Dr. Mount: “We avoided using the term surplus flow because that has a specific definition in the Water Board’s world, so we call it uncaptured flow. What we meant by that is flow within the system that exceeds the physical capacity to divert it and use it for economic purposes. So for example, when the pumps are pumping full blast in the Delta, the inflow exceeds the amount of water that is set aside for the environment, that remaining water is uncaptured flow which produces multiple benefits. The argument would be that you could come back to the board and presumably apply for that water, so let’s imagine that we’re going to build a bunch of big dams upstream and they want to basically use that uncaptured flow. In my view, that would be a mistake, because that uncaptured flow creates direct benefit for the Delta that we don’t acknowledge, and that is by freshening the Delta, it creates both environmental benefits as well as water supply benefits.”
“This is one of the unfortunately not well realized issues, so when Kamyar and others get really going on this Flood Managed Aquifer Recharge issue and they are capturing all that water upstream, if it’s a large volume of water, it’s not longer uncaptured flow in the Delta, so there is a consequence when we start trying to push more water into groundwater to outflow in the Delta, and right now we don’t really have a good mechanism for dealing with that and understanding that because it doesn’t fall neatly into the water rights system.”

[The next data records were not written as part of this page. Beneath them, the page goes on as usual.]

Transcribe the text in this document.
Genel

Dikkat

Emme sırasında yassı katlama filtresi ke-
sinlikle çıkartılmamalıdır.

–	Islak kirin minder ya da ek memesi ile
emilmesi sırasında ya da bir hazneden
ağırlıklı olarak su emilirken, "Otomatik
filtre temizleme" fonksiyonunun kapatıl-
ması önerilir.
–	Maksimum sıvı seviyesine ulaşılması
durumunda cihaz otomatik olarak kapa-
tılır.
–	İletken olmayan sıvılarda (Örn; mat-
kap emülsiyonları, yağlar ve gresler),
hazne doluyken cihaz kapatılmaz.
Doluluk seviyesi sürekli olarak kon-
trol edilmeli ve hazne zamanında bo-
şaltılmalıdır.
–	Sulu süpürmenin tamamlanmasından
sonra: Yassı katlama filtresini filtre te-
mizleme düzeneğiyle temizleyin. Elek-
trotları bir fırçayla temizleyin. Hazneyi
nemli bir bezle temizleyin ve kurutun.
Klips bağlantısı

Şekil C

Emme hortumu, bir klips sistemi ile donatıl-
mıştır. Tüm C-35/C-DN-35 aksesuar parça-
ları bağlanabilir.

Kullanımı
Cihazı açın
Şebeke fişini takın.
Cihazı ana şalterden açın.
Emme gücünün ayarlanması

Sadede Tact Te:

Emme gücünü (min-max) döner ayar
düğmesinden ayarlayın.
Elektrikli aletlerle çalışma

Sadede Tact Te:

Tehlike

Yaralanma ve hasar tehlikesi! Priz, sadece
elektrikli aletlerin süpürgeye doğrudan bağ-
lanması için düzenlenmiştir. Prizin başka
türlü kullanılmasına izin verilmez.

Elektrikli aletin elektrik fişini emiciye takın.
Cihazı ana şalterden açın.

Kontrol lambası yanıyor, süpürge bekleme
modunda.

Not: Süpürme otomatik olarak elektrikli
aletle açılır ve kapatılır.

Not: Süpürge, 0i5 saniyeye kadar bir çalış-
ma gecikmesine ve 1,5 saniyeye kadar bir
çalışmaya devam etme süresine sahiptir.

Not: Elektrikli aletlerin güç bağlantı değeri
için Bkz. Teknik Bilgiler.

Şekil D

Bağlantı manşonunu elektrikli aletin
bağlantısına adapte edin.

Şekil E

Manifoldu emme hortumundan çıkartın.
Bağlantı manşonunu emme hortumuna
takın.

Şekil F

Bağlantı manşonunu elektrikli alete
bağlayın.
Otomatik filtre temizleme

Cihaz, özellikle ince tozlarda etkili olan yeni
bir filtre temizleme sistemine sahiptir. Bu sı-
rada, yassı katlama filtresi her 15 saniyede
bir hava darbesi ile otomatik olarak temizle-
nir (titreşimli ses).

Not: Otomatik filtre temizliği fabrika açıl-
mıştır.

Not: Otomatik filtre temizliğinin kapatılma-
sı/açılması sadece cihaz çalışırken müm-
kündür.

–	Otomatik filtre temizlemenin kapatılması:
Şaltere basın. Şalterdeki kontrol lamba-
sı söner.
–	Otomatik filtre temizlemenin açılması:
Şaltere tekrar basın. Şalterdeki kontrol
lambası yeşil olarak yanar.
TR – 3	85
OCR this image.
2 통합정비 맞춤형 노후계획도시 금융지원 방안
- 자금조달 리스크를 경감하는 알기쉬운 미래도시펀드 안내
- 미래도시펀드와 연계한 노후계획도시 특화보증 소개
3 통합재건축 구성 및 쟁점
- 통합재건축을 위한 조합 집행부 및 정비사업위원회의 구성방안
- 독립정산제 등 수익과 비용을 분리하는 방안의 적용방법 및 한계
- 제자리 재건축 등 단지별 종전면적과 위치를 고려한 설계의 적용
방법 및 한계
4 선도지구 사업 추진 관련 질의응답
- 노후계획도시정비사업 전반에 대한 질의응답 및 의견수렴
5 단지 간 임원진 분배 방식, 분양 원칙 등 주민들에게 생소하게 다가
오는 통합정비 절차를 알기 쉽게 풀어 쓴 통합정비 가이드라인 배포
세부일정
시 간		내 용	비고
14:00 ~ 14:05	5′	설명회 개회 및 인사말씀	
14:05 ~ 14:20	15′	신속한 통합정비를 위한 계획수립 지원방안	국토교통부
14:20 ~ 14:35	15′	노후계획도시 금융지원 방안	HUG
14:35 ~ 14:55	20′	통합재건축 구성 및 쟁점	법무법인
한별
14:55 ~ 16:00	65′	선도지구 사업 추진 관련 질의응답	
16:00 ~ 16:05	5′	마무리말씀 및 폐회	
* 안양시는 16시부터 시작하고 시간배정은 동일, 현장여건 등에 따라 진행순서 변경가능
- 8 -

Question: How are we ever going to get a regulatory agency to take the risk you are talking about, and how are we going to convince senior water rights holders to go along with this since they have to get less water?
Dr. Mount:“On the regulators side, I’ll be very blunt about this. It’s leadership. And that is the people who are in those regulatory agencies, the leaders in those agencies who say, we think this is going to be a better way to go. You could do it legislatively; it probably would required state as well as federal legislation but I think on the state legislative side, we could do it. We certainly argue the State Board has the authority to say, ‘this is the way we want it to be managed,’ so they have the power to do that.” “It’s the willingness to take some risks, knowing full well you’re going to get sued because this is water, and what we’re dangling in front of the senior water rights holders is, we’re talking about a budget. We’re trying to get out of the business where we’re constantly seeking more in the future, and the uncertainty in the future that the next time the Board goes through a water quality control plan, which there’s supposed to do every three years, that it continues to be another bite at the apple. So the argument is, we’re not going to do that, we’re going to set this up and you’re going to benefit ultimately from that. And I think if you can engage with ecosystem water budgets and have them managed in a way as another water right holder in the basin, you end up starting to have a flexible partner which can be really useful, especially if there’s groundwater involved.”
“Until people see this on paper in some way, shape, or form, it remains in the abstract. The place to start might be Sites Reservoir, it might be the first place to start with a true ecosystem water budget, or it might be in the water quality control plan, which is a tougher nut to crack.”